When I lost my mom in the fight against liver cancer in 2014, I did not know what to do. As a 15-year-old, I was scared. I felt overwhelmed, devastated, and defeated.
She wasn’t only a mother to me — she was my shield whenever other kids bullied me because of how feminine I was; she was my ball of sunshine when I felt alone and in the dark because I didn’t have many friends; and she was my home, where I could run to whenever I was out of place and felt that I did not belong.
She was everything to me, and her love taught me how to be a compassionate leader.
As an LGBTQ+ teen growing up, leadership did not come naturally to me. All I knew was that leaders were these strong, courageous, and outspoken extroverts at school and that leadership meant commanding teams to do tasks.
Leadership was a vague concept then, and it did not interest me. Instead, I focused on my STEM classes and research competitions, always taking to heart my mom’s advice: “Be kind to others, be your most authentic self, and be empathetic towards people different from you.”
But when the time of her passing came, I knew I had to cherish these words and carry her values through my own life’s work.
Instead of having an 8 am to 5 pm schedule every day, going to school and returning home, I took on English club activities. I wrote articles, I did speeches, and I tried to gain friends in the process, making myself comfortable in the company of others — all of which were new to me.
And when it got to the point that a leadership opportunity came, I knew I had to step up. I was nervous – my palms were sweaty, and I was shaking. I did not know if I could muster up the little bit of courage that I had.

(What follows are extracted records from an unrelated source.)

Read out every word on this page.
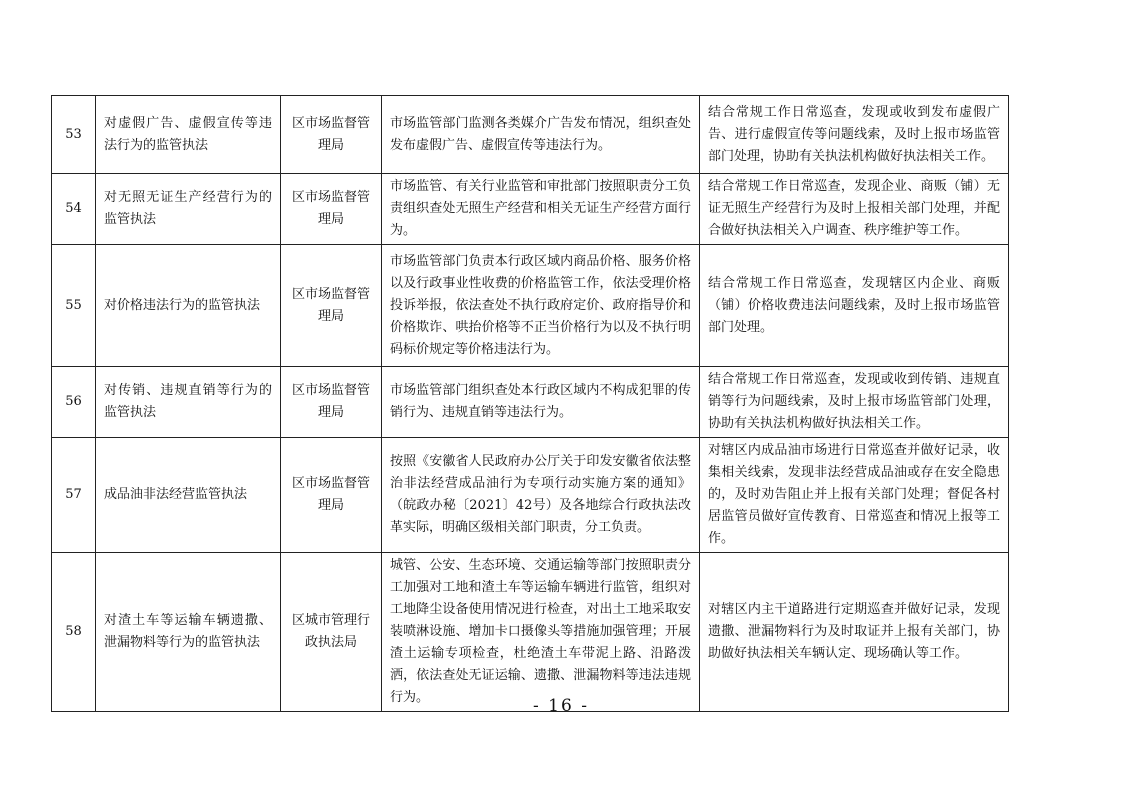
53	对虚假广告、虚假宣传等违法行为的监管执法	区市场监督管理局	市场监管部门监测各类媒介广告发布情况，组织查处发布虚假广告、虚假宣传等违法行为。	结合常规工作日常巡查，发现或收到发布虚假广告、进行虚假宣传等问题线索，及时上报市场监管部门处理，协助有关执法机构做好执法相关工作。
54	对无照无证生产经营行为的监管执法	区市场监督管理局	市场监管、有关行业监管和审批部门按照职责分工负责组织查处无照生产经营和相关无证生产经营方面行为。	结合常规工作日常巡查，发现企业、商贩（铺）无证无照生产经营行为及时上报相关部门处理，并配合做好执法相关入户调查、秩序维护等工作。
55	对价格违法行为的监管执法	区市场监督管理局	市场监管部门负责本行政区域内商品价格、服务价格以及行政事业性收费的价格监管工作，依法受理价格投诉举报，依法查处不执行政府定价、政府指导价和价格欺诈、哄抬价格等不正当价格行为以及不执行明码标价规定等价格违法行为。	结合常规工作日常巡查，发现辖区内企业、商贩（铺）价格收费违法问题线索，及时上报市场监管部门处理。
56	对传销、违规直销等行为的监管执法	区市场监督管理局	市场监管部门组织查处本行政区域内不构成犯罪的传销行为、违规直销等违法行为。	结合常规工作日常巡查，发现或收到传销、违规直销等行为问题线索，及时上报市场监管部门处理，协助有关执法机构做好执法相关工作。
57	成品油非法经营监管执法	区市场监督管理局	按照《安徽省人民政府办公厅关于印发安徽省依法整治非法经营成品油行为专项行动实施方案的通知》（皖政办秘〔2021〕42号）及各地综合行政执法改革实际，明确区级相关部门职责，分工负责。	对辖区内成品油市场进行日常巡查并做好记录，收集相关线索，发现非法经营成品油或存在安全隐患的，及时劝告阻止并上报有关部门处理；督促各村居监管员做好宣传教育、日常巡查和情况上报等工作。
58	对渣土车等运输车辆遗撒、泄漏物料等行为的监管执法	区城市管理行政执法局	城管、公安、生态环境、交通运输等部门按照职责分工加强对工地和渣土车等运输车辆进行监管，组织对工地降尘设备使用情况进行检查，对出土工地采取安装喷淋设施、增加卡口摄像头等措施加强管理；开展渣土运输专项检查，杜绝渣土车带泥上路、沿路泼洒，依法查处无证运输、遗撒、泄漏物料等违法违规行为。	对辖区内主干道路进行定期巡查并做好记录，发现遗撒、泄漏物料行为及时取证并上报有关部门，协助做好执法相关车辆认定、现场确认等工作。
- 16 -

But I was able to. I was able to speak up and let others know what I wanted.
Everyone was silent after my speech, surprised. Meek and soft-spoken Christian wanted to run as a grade level representative. But instead of being bullied, laughed at, or made to feel out of place, everyone cheered.
I was also surprised. For the first time in my life, I felt supported, with everyone encouraging me to pursue this new chapter. Slowly but surely, I opened my heart to others, and I progressed: I got elected to higher positions, I gained new friends, and I found love.
Eventually, I became the president of our school’s student government.
Based on my experiences, leadership may mean leading effective teams towards heights of productivity, but it may also mean so much more. Leadership is compassion — it is practicing kindness to others, being your most authentic self, and being empathetic towards people of different backgrounds.
Leadership is understanding and being a person for others, working with everyone’s strengths and weaknesses, and striving for everyone’s personal growth. By setting and demonstrating these values among ourselves, we influence others to do the same. It was the same way my mom taught me compassion.
While society looks up to those with Type A personalities, I find strength in humility and admitting that I am not the best nor the brightest. To me, compassionate leadership is what we need more, given all the chaos and strife in the world.
As the Jesuits would often say, leadership can be found in cura personalis, or the call for everyone to love ourselves and others — care for the entire person.
St. Ignatius of Loyola would often end his letters to the Society of Jesus with “Ite, inflammate omnia” or “Go forth and set the world on fire.” Similar to this, compassionate leaders are called on to become flames that kindle other flames, and my mom was the one who sparked that small fire within me.
With the zeal that compassionate leaders have, they set afire other young leaders to become a force of good in society, overall contributing to something greater than themselves.
Like the burning sun, compassionate leaders are symbols of energy, enthusiasm, and hope for the future. They are beings of light that we can look forward to in times of uncertainty. Compassionate leaders exhibit a burning vitality, yet they also project a gentle warmth — an acceptance of the new and of the familiar.
Their flame provides radiance to everyone, both the represented and underrepresented, being real and sincere in their brilliance, and possessing courage, competence, and strength in their day to day. In their own lives, compassionate leaders lead by example and are often the crimson blazes we need in society and the world.
When I lost my mom to cancer several years ago, I did not know what to do. I was scared and overwhelmed. I had lost my shield, my ball of sunshine, and my home, but she left me with the greatest gifts I could ever have asked for: kindness, authenticity, and empathy. She was everything to me, and her love taught me how to be a compassionate leader. – Rappler.com
Christian King Condez is an undergraduate student from the Ateneo de Manila University, currently taking up his bachelor’s degree in Biology. He is a student leader and one of the directors of the Council of Organizations of the Ateneo-Manila’s (COA-M) Committee on Organizational Strategies for Mental Health (COSMH).